Dear Baby:

I’m sorry I’m so young, I’m sorry I’m not married, I’m sorry everyone is going to think we won’t make it.

But you’re so new to me, and already you’re changing my life, you’re mine okay? And this means I will take care of you. I found out about you today, although I kinda knew for a while now. I think you’re two months now. We’ll find out for sure when I get to see you next week in our first sonogram. Babe I can’t wait to meet you, I know you’re going to be happy with me. And Angel too, he’s going to be a great daddy to you, I can assure you of that. He’s funny, and he’s responsible, and although you scare him he loves you too, and he’s excited to meet you. I hope you have his smile. You’re going to be so beautiful, and I can’t wait to see everything you are going to teach me I’m going to be so happy with you. I know it’s gonna be hard baby, but I’m not gonna let us be unhappy. I love you so much, more than anything and I’m not gonna let anything hurt you.

Baby, your mommy will do anything for you and I feel like we already know each other :-*

So many new feelings..

It’s a scary thing, finding out I’m seventeen and pregnant.

Sure I’ve seen my friends have their babies and I’ve told them how cute they are, and of course I’ve watched the show, saying ahh at the cute parts and feeling sad during their struggles… But now it’s me. Now it’s me with two hearts beating inside of one body. Me who’s tired, and sluggish, and hungry, really hungry. All my plans, all my dreams, they are now being rearranged because I’m not just taking care of me now. And it’s exciting as well as terrifying, but abortion isn’t an option for me.
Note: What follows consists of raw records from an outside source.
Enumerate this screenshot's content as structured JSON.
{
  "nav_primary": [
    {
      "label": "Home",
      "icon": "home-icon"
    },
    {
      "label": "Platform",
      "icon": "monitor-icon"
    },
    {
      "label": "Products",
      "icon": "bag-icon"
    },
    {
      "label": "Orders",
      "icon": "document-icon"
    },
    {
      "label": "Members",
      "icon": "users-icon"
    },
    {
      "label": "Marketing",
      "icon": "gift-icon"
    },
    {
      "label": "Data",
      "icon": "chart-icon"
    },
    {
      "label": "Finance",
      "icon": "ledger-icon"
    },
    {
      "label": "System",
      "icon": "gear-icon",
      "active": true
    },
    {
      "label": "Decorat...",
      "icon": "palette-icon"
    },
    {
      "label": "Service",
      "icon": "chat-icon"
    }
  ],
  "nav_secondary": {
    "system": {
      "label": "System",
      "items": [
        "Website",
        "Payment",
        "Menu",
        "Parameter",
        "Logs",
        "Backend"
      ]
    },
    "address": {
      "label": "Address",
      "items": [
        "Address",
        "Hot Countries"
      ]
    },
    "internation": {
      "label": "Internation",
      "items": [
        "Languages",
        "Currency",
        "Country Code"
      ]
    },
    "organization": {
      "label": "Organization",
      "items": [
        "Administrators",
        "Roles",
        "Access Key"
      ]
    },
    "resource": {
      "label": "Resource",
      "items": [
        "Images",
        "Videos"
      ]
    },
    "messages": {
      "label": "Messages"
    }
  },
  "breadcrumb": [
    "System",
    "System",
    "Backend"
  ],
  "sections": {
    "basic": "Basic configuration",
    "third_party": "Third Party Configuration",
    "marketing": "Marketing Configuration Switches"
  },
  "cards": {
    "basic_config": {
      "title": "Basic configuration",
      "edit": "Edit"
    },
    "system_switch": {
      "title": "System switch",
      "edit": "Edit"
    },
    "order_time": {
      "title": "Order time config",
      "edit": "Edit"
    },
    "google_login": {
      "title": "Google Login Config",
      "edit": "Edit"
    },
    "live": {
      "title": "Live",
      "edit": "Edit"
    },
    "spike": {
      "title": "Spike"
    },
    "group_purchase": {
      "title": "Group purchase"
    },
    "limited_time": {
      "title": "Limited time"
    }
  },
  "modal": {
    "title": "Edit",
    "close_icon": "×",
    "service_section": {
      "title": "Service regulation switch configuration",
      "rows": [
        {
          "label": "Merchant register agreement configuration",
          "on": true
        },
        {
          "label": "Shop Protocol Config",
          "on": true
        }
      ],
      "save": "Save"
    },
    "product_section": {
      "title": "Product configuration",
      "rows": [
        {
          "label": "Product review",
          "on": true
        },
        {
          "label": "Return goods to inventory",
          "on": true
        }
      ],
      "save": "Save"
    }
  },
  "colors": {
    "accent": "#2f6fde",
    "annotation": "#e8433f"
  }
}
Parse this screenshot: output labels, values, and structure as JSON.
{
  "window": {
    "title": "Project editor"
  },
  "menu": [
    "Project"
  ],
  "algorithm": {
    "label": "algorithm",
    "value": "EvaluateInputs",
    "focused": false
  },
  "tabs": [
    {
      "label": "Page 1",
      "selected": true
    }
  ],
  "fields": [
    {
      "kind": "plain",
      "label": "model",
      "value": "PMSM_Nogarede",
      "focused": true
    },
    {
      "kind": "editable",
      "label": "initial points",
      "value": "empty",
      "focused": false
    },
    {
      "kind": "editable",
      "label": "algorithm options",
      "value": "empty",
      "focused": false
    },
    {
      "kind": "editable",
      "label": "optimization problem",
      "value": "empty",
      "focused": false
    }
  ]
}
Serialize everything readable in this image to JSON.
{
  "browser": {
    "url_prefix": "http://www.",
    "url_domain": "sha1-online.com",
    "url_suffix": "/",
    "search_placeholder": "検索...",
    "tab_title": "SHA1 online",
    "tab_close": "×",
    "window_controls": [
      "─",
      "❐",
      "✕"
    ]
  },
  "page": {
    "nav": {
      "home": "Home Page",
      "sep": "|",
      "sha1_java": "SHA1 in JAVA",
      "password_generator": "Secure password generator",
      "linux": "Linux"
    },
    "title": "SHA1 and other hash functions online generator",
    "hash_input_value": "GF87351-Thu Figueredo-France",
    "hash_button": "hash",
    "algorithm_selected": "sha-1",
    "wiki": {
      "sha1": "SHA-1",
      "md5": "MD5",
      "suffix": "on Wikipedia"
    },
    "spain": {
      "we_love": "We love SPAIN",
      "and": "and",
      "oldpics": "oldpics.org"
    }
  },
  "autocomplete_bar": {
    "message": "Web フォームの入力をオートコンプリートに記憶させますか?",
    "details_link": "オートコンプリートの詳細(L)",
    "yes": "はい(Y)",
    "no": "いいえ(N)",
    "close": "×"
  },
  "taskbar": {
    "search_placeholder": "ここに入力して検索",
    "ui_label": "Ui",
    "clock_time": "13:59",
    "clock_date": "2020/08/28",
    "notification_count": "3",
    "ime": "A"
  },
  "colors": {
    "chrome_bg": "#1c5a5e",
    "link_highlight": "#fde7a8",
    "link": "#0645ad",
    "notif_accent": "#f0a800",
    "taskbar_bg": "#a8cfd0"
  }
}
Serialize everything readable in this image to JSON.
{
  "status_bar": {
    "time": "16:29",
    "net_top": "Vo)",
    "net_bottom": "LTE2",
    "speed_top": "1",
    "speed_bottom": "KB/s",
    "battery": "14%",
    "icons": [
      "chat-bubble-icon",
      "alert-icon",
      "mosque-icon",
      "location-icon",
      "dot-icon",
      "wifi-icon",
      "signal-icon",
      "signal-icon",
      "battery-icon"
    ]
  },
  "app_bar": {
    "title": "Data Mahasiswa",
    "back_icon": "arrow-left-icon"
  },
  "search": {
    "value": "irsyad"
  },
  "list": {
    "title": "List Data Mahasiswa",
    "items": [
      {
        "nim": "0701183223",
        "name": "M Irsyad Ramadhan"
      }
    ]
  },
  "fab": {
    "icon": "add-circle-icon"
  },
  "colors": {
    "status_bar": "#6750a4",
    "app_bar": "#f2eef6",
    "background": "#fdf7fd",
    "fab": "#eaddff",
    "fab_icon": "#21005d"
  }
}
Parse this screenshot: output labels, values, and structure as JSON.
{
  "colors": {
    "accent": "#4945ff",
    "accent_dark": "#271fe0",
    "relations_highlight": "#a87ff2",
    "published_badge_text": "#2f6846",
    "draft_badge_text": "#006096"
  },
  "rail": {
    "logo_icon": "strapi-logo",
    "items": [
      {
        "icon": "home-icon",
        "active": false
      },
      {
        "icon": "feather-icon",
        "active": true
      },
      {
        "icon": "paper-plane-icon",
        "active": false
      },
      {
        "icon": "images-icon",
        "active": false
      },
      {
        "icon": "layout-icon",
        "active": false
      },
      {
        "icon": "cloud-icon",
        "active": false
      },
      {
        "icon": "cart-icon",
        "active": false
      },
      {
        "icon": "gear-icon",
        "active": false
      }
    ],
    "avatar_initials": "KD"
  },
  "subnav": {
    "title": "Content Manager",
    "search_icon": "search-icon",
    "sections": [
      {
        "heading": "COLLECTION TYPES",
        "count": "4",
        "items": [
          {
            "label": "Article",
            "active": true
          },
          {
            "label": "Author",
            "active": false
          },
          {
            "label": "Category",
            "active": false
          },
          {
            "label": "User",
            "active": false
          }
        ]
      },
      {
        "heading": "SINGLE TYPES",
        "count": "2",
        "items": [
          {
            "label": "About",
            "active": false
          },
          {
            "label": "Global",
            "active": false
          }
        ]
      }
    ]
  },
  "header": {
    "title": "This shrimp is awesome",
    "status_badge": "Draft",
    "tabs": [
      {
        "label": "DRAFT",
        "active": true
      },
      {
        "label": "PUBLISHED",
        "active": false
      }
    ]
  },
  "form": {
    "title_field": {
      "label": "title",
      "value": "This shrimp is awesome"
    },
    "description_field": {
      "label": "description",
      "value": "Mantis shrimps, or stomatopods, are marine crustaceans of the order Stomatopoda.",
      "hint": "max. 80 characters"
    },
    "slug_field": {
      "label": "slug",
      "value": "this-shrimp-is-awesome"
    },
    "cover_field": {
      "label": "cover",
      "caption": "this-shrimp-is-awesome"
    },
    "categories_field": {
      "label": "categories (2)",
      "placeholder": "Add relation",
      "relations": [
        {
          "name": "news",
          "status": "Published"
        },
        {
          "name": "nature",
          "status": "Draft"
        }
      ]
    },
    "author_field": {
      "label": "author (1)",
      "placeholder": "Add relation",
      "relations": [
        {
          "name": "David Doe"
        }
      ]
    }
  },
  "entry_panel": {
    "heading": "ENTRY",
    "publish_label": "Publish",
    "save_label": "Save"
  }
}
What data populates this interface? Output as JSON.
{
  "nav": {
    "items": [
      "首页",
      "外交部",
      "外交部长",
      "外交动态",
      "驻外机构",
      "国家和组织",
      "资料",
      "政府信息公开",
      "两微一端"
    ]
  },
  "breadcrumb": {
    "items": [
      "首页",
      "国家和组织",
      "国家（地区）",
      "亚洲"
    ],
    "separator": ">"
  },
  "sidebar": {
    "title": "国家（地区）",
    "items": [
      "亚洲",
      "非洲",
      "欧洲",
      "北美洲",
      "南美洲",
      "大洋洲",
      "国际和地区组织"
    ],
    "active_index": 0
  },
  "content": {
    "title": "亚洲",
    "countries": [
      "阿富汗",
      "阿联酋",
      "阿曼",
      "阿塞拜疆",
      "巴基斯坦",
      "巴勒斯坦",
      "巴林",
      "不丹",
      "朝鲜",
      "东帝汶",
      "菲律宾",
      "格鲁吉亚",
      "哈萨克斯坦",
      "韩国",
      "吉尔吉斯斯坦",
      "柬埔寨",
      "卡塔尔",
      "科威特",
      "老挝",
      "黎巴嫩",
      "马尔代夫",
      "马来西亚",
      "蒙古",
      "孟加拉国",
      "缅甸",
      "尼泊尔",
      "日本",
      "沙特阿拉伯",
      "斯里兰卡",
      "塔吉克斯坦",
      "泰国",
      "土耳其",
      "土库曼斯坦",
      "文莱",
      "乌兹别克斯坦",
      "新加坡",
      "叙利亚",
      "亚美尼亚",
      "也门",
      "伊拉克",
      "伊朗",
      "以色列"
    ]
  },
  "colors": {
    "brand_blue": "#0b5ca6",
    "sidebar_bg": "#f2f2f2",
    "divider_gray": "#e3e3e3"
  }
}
I’ve always said I am pro-choice, but my choice is to keep the beautiful baby inside of me. I know most people say that teen pregnancies are a sin and that me and my boyfriend are too young to be in love, we won’t make it. But I know him, and I know I can’t tell the future but I do know that no matter where life takes us, he’s going to be there for his baby girl or boy.

Ugh, I’m filled with mixed emotions and questions and anxiety.